In the comments, people began discussing the question of why these magazines used to cover such things and now they don't. And then I hit this comment:

As you allude to in your post, during the Black Renaissance the LGBT community wasn’t just tolerated, we were a part of the community. I mean Zora and Langston were major players.

It’s just so sad that we haven’t continued along that trajectory of acceptance. Imagine where we’d be now

I had to read it twice. Because while I studied both Langston Hughes and Zora Neale Hurston in high school, nobody ever thought to mention to me that either of them might be anything but straight. And it has never come up since then, even though they as writers have certainly cropped up.

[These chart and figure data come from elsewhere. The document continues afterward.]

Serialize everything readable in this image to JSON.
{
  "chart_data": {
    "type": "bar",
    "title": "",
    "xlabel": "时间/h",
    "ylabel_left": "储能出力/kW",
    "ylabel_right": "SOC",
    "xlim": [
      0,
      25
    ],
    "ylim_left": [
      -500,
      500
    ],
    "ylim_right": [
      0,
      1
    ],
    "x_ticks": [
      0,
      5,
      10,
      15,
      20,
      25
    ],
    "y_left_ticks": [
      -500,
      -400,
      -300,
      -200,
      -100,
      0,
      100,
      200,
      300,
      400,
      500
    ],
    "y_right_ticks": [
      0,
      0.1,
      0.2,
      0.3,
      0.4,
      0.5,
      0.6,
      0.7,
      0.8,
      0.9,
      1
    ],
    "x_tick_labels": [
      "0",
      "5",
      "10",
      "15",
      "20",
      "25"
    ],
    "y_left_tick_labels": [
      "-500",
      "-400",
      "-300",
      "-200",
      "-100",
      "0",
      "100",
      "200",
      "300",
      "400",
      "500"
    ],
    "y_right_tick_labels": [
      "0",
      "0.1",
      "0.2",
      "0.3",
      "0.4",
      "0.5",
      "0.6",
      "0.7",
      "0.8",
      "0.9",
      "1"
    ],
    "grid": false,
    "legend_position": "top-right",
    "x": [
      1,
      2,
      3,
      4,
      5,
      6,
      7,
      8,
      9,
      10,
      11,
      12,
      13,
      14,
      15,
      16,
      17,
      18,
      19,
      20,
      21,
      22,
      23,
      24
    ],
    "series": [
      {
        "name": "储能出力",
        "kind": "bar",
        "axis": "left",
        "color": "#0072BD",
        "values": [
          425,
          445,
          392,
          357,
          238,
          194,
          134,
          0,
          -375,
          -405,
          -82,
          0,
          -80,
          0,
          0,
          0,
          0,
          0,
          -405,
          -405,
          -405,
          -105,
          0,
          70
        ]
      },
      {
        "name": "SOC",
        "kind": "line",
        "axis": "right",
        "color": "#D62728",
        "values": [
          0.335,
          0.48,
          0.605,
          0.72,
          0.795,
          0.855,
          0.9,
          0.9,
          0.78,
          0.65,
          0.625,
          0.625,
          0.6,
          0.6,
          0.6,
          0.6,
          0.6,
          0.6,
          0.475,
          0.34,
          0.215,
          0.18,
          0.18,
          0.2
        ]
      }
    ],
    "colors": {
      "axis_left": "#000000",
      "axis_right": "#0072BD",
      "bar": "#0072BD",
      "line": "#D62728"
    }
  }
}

I did a couple quick Googles, as the kids say, and while clearly there's some doubt about Langston (though speculation seems to be sort of fun for people the way it is about Shakespeare), it seems like the case for Zora is more settled (though, interestingly, much less discussed). So, yes. There we have it.

And I am shocked. Not at their sexualities; at the fact that nobody ever saw fit to mention it. Black men and women who identify as LGBTQ have a tough enough time getting their intersectional identities recognized without having their communal histories erased. I can't help but ask why it was necessary to erase the gay identities of two such beloved luminaries of black literary history; and why the topic seems to be more acceptable to giggle over for the man than for the woman. (References to Hurston's lesbianism crop up almost exclusively in scholarly or literary works made by and/or for lesbians. It's enough to make a person storm the Wikipedia page.)

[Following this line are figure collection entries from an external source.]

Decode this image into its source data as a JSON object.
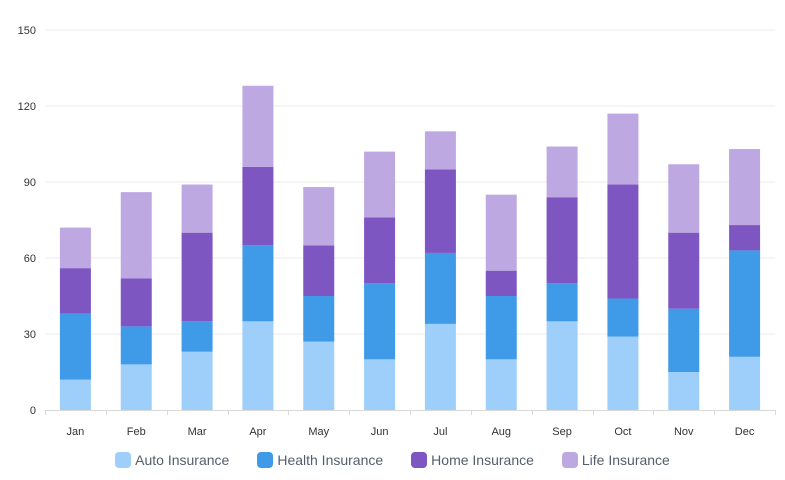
{
  "chart_data": {
    "type": "bar",
    "stacked": true,
    "categories": [
      "Jan",
      "Feb",
      "Mar",
      "Apr",
      "May",
      "Jun",
      "Jul",
      "Aug",
      "Sep",
      "Oct",
      "Nov",
      "Dec"
    ],
    "series": [
      {
        "name": "Auto Insurance",
        "color": "#9dcffa",
        "values": [
          12,
          18,
          23,
          35,
          27,
          20,
          34,
          20,
          35,
          29,
          15,
          21
        ]
      },
      {
        "name": "Health Insurance",
        "color": "#3f9ae8",
        "values": [
          26,
          15,
          12,
          30,
          18,
          30,
          28,
          25,
          15,
          15,
          25,
          42
        ]
      },
      {
        "name": "Home Insurance",
        "color": "#7e56c2",
        "values": [
          18,
          19,
          35,
          31,
          20,
          26,
          33,
          10,
          34,
          45,
          30,
          10
        ]
      },
      {
        "name": "Life Insurance",
        "color": "#bea8e2",
        "values": [
          16,
          34,
          19,
          32,
          23,
          26,
          15,
          30,
          20,
          28,
          27,
          30
        ]
      }
    ],
    "yticks": [
      0,
      30,
      60,
      90,
      120,
      150
    ],
    "ylim": [
      0,
      150
    ],
    "grid": true,
    "legend_position": "bottom",
    "title": "",
    "xlabel": "",
    "ylabel": ""
  }
}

I'm sure part of this is that I haven't delved into black literary history or the lives of any of its stars. I have to acknowledge the white privilege at work there--though part of it, honestly, is that I'm not very into ANY literary history--and I'm certainly glad that high school had me read what bits and pieces it did. But again, nobody mentioned it, and I am still mulling over the ramifications for my understanding of Their Eyes Were Watching God. Would that not have been worth discussing, given the protagonist's highly convoluted relationship to men as romantic partners, and to gender norms (by the end)? Or was that too "edgy" for the ninth grade? (Because teenage pregnancy and marriage, sexual abuse, death, violence, and slut-shaming are just squeaky clean.)

As commenter to the Racialicious post A.D. Nix wrote: that is some violent invisibility.